Mixed variable optimization methods for complex engineering system design

During the last decade, MDO (Multidisciplinary Design Optimization) has emerged as a new engineering discipline. MDO can be described as a methodology for solving large complex engineering system design problems. A complex system is made up of several distinct disciplines or subsystems. These disciplines interact with each other during the design process. The GSE (Global Sensitivity Equation) based CSSO (Concurrent Subspace Optimization) method, one of the most popular MDO methods, has shown promise of solving complex design problems.
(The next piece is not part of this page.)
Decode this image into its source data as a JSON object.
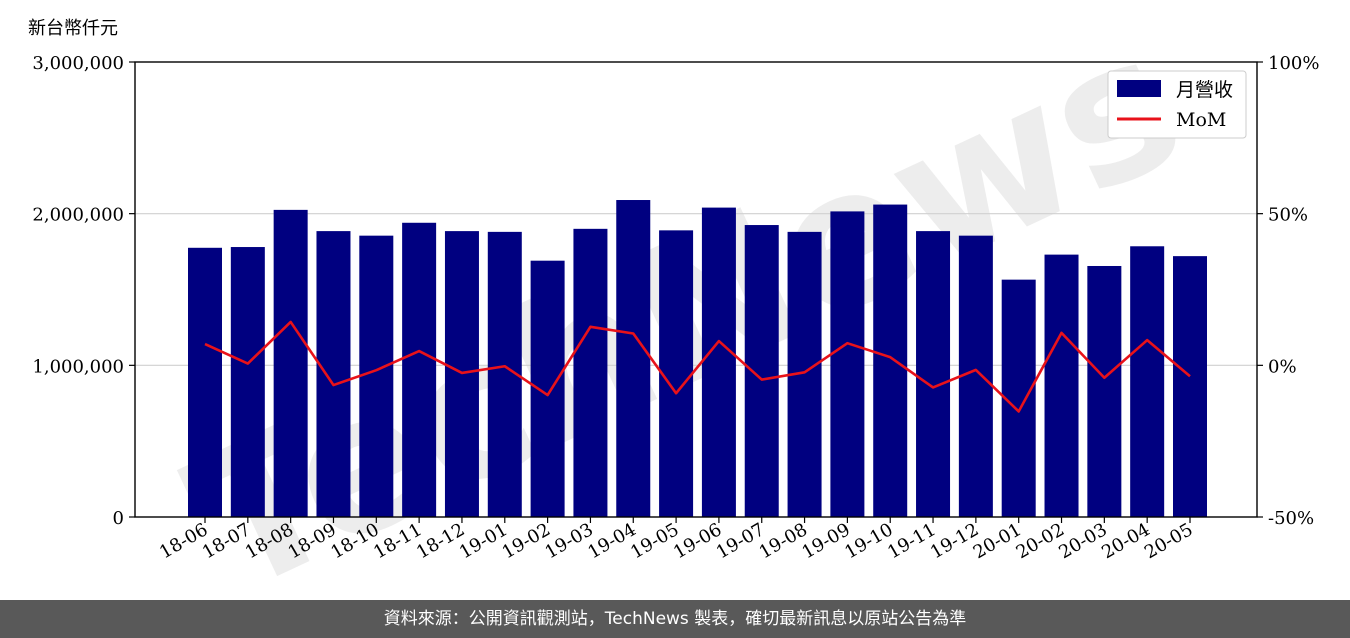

However most research to date has concentrated primarily on continuous design variables only.; The purpose of this work is to develop methods appropriate for the realistic mixed variable problems that are encountered in MDO problems. For coupled engineering systems, the mixed variable subsystems can be essentially divided into two categories depending on the existence or absence of meaningful sensitivities. One of these categories corresponds to all subsystems for which the derivatives of the system responses with respect to discrete design variables exist. The other corresponds to those subsystems for which the derivatives do not exist or have no physical meaning. For the former type problems, a modified SLP (Sequential Linear Programming) is developed and a suitable mixed-integer LP solver can then be used for this subspace optimization. The modified CSSO proposed in this dissertation has been demonstrated to successfully solve several complex system design problems. For the latter case, the mixed system is further decomposed into pure discrete and pure continuous subsystems. A different modified CSSO method based on the decomposition scheme is used to solve a composite plate design problem. This method is proved to be useful but could be stuck at local minimum. A diversification scheme is necessary to prevent this from happening. An attempt of using Artificial Neural Network (ANN) in place of the discrete subsystem analysis was made. Finally, a DOE (Design of Experiments) method using Taguchi Orthogonal Arrays was developed and was proved effective to solve structural optimization problems with material selection.